ここからは推測の域を出ませんが、岩崎は年上の叔父の子供がカリタス学園に通う姿を見ていたのです。そして、彼にはカリタスに通っていることに対する、それなりの評価があったに違いありません。しかし、岩崎は写真にあるように普通の公立校にしか通わせてもらえませんでした。これは個人の学力差がそうだったのか、叔父の経済状況の問題だったのか、いづれにしろ岩崎は従兄を横目に見ながら多感な時代を叔父の家で過ごすのです。

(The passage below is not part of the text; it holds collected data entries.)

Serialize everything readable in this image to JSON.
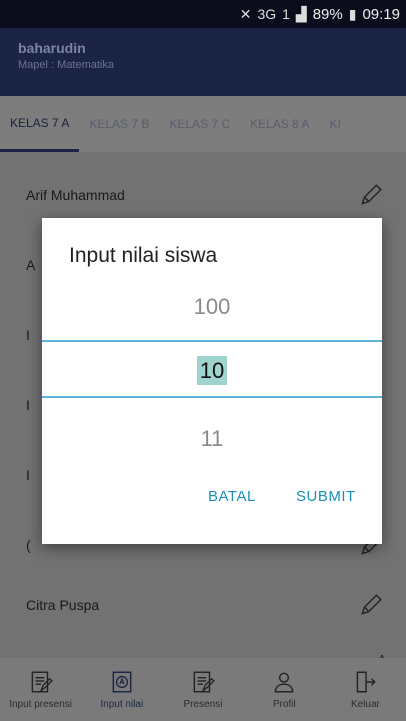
{
  "status_bar": {
    "network": "3G",
    "sim": "1",
    "battery": "89%",
    "time": "09:19"
  },
  "header": {
    "name": "baharudin",
    "subject": "Mapel : Matematika"
  },
  "tabs": [
    {
      "label": "KELAS 7 A"
    },
    {
      "label": "KELAS 7 B"
    },
    {
      "label": "KELAS 7 C"
    },
    {
      "label": "KELAS 8 A"
    },
    {
      "label": "KI"
    }
  ],
  "students": [
    {
      "name": "Arif Muhammad"
    },
    {
      "name": "A"
    },
    {
      "name": "I"
    },
    {
      "name": "I"
    },
    {
      "name": "I"
    },
    {
      "name": "("
    },
    {
      "name": "Citra Puspa"
    }
  ],
  "dialog": {
    "title": "Input nilai siswa",
    "prev_value": "100",
    "selected_value": "10",
    "next_value": "11",
    "cancel_label": "BATAL",
    "submit_label": "SUBMIT"
  },
  "bottom_nav": [
    {
      "label": "Input presensi",
      "icon": "clipboard-edit-icon"
    },
    {
      "label": "Input nilai",
      "icon": "grade-badge-icon"
    },
    {
      "label": "Presensi",
      "icon": "clipboard-icon"
    },
    {
      "label": "Profil",
      "icon": "person-icon"
    },
    {
      "label": "Keluar",
      "icon": "logout-icon"
    }
  ],
  "colors": {
    "header": "#1c2446",
    "accent": "#1b8fb8",
    "picker_line": "#5fb3d8",
    "selection": "#9fd3cd"
  }
}
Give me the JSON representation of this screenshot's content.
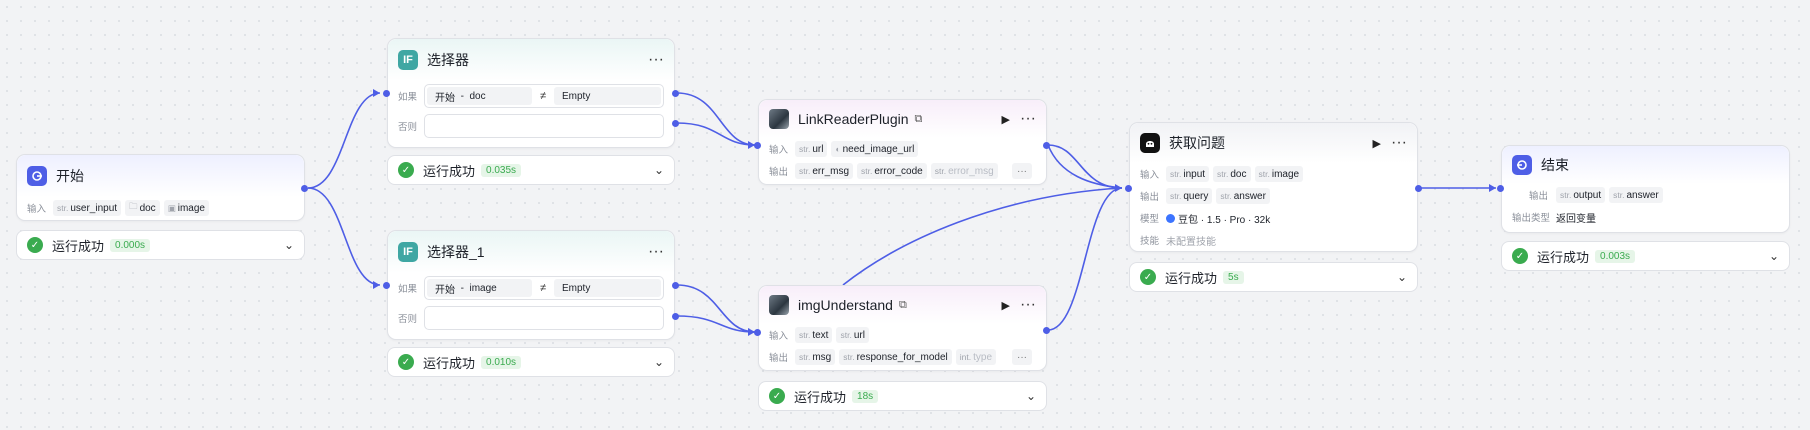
{
  "nodes": {
    "start": {
      "title": "开始",
      "input_label": "输入",
      "inputs": [
        {
          "type": "str.",
          "name": "user_input"
        },
        {
          "type": "folder",
          "name": "doc"
        },
        {
          "type": "image",
          "name": "image"
        }
      ]
    },
    "selector": {
      "title": "选择器",
      "if_label": "如果",
      "else_label": "否则",
      "condition": {
        "left_node": "开始",
        "separator": "-",
        "left_var": "doc",
        "operator": "≠",
        "right": "Empty"
      }
    },
    "selector_1": {
      "title": "选择器_1",
      "if_label": "如果",
      "else_label": "否则",
      "condition": {
        "left_node": "开始",
        "separator": "-",
        "left_var": "image",
        "operator": "≠",
        "right": "Empty"
      }
    },
    "link_reader": {
      "title": "LinkReaderPlugin",
      "input_label": "输入",
      "output_label": "输出",
      "inputs": [
        {
          "type": "str.",
          "name": "url"
        },
        {
          "type": "bool",
          "name": "need_image_url"
        }
      ],
      "outputs": [
        {
          "type": "str.",
          "name": "err_msg"
        },
        {
          "type": "str.",
          "name": "error_code"
        },
        {
          "type": "str.",
          "name": "error_msg"
        }
      ]
    },
    "img_understand": {
      "title": "imgUnderstand",
      "input_label": "输入",
      "output_label": "输出",
      "inputs": [
        {
          "type": "str.",
          "name": "text"
        },
        {
          "type": "str.",
          "name": "url"
        }
      ],
      "outputs": [
        {
          "type": "str.",
          "name": "msg"
        },
        {
          "type": "str.",
          "name": "response_for_model"
        },
        {
          "type": "int.",
          "name": "type"
        }
      ]
    },
    "get_question": {
      "title": "获取问题",
      "input_label": "输入",
      "output_label": "输出",
      "model_label": "模型",
      "skill_label": "技能",
      "inputs": [
        {
          "type": "str.",
          "name": "input"
        },
        {
          "type": "str.",
          "name": "doc"
        },
        {
          "type": "str.",
          "name": "image"
        }
      ],
      "outputs": [
        {
          "type": "str.",
          "name": "query"
        },
        {
          "type": "str.",
          "name": "answer"
        }
      ],
      "model": "豆包 · 1.5 · Pro · 32k",
      "skill": "未配置技能"
    },
    "end": {
      "title": "结束",
      "output_label": "输出",
      "output_type_label": "输出类型",
      "outputs": [
        {
          "type": "str.",
          "name": "output"
        },
        {
          "type": "str.",
          "name": "answer"
        }
      ],
      "output_type": "返回变量"
    }
  },
  "statuses": {
    "start": {
      "text": "运行成功",
      "duration": "0.000s"
    },
    "selector": {
      "text": "运行成功",
      "duration": "0.035s"
    },
    "selector_1": {
      "text": "运行成功",
      "duration": "0.010s"
    },
    "img_understand": {
      "text": "运行成功",
      "duration": "18s"
    },
    "get_question": {
      "text": "运行成功",
      "duration": "5s"
    },
    "end": {
      "text": "运行成功",
      "duration": "0.003s"
    }
  },
  "icons": {
    "more": "more-dots-icon",
    "run": "play-icon",
    "expand": "chevron-down-icon",
    "success": "check-circle-icon",
    "plugin": "plugin-icon"
  },
  "colors": {
    "accent": "#4e5ee6",
    "success": "#3aab4f",
    "edge": "#4e5ee6"
  }
}
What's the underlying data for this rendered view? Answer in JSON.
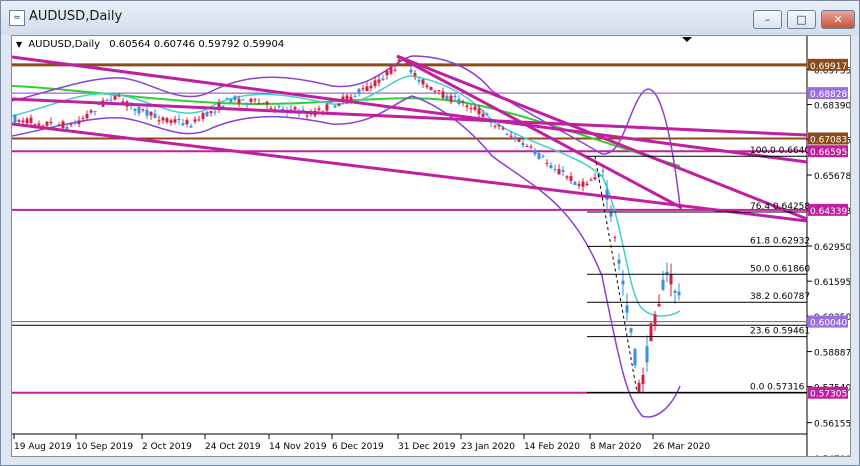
{
  "window": {
    "title": "AUDUSD,Daily",
    "buttons": {
      "minimize": "–",
      "maximize": "□",
      "close": "✕"
    }
  },
  "infobar": {
    "symbol": "AUDUSD,Daily",
    "ohlc": "0.60564 0.60746 0.59792 0.59904"
  },
  "colors": {
    "up_candle": "#d02040",
    "down_candle": "#3a8ee6",
    "magenta": "#c020a0",
    "brown": "#8b4a1a",
    "violet": "#8a40d8",
    "green": "#30d030",
    "cyan": "#40d0c8"
  },
  "price_axis": {
    "ticks": [
      "0.69735",
      "0.68390",
      "0.67045",
      "0.65678",
      "0.64333",
      "0.62950",
      "0.61595",
      "0.60250",
      "0.58887",
      "0.57540",
      "0.56155",
      "0.54790"
    ],
    "tags": [
      {
        "text": "0.69917",
        "color": "#8b4a1a"
      },
      {
        "text": "0.68828",
        "color": "#9a70e0"
      },
      {
        "text": "0.67083",
        "color": "#8b4a1a"
      },
      {
        "text": "0.66595",
        "color": "#c020a0"
      },
      {
        "text": "0.64339",
        "color": "#c020a0"
      },
      {
        "text": "0.60040",
        "color": "#9a70e0"
      },
      {
        "text": "0.57305",
        "color": "#c020a0"
      }
    ]
  },
  "fibonacci": [
    {
      "label": "100.0 0.66402"
    },
    {
      "label": "76.4 0.64258"
    },
    {
      "label": "61.8 0.62932"
    },
    {
      "label": "50.0 0.61860"
    },
    {
      "label": "38.2 0.60787"
    },
    {
      "label": "23.6 0.59461"
    },
    {
      "label": "0.0 0.57316"
    }
  ],
  "time_axis": [
    "19 Aug 2019",
    "10 Sep 2019",
    "2 Oct 2019",
    "24 Oct 2019",
    "14 Nov 2019",
    "6 Dec 2019",
    "31 Dec 2019",
    "23 Jan 2020",
    "14 Feb 2020",
    "8 Mar 2020",
    "26 Mar 2020"
  ]
}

世間では彼が「社会」に対して復讐をしたようなことが書かれていますが、そうは思えません、岩崎は彼の少年時代に親類として親しく彼に接してくれなかった叔父や従兄に対して復讐を行ったのだと思います。もし、彼が社会に対して不満を抱いての犯行であれば、死ぬことなく警察で持論を披露していたことでしょう。彼はカリタスの生徒を死傷させることにより目的を達成し、自刃したのです。岩崎は彼の暴挙の意味を理解する者に対して、今回の事件を突きつけたのです。

■もっと復帰のための機会を与えなければならない

1月に手紙に対して「俺は引きこもりじゃねえ」と反論したように、自分を理解しない周囲に対して反感を持っていたのです。いったんは実家を出て、外の空気の中で暮らしたのでしょうが、うまくいかずに戻ってきたことは明らかです。しかし、自分の思ったような癒しや安息があるわけではなく、さらなる閉塞感を感じ、近親者への復讐として今回の行為に至ったのでしょう。川崎市が言うように他人と接触したくない人間に無理やり対応を求めるような行為は問題です。しかし、長い期間社会に適応することを拒めば、なにかのキッカケで今回のような惨事を招くことになります。働き納税することは国民の義務です、
引きこもりの実態が確認された場合には公的機関の人間が定期的に面会を行い状況を把握するなどの対策が必要です。人権問題などではなく、権利を放棄したに等しい人々に責任と義務を説き、社会復帰のチャンスを与えるのです。今回の登戸事件の背景には50代の引きこもりを80代が支える「8050問題」が根底にあるように思われます。今回のような事件を防ぐためには、芽を絶つことよりも温床を無くすことが大事ではないしょうか。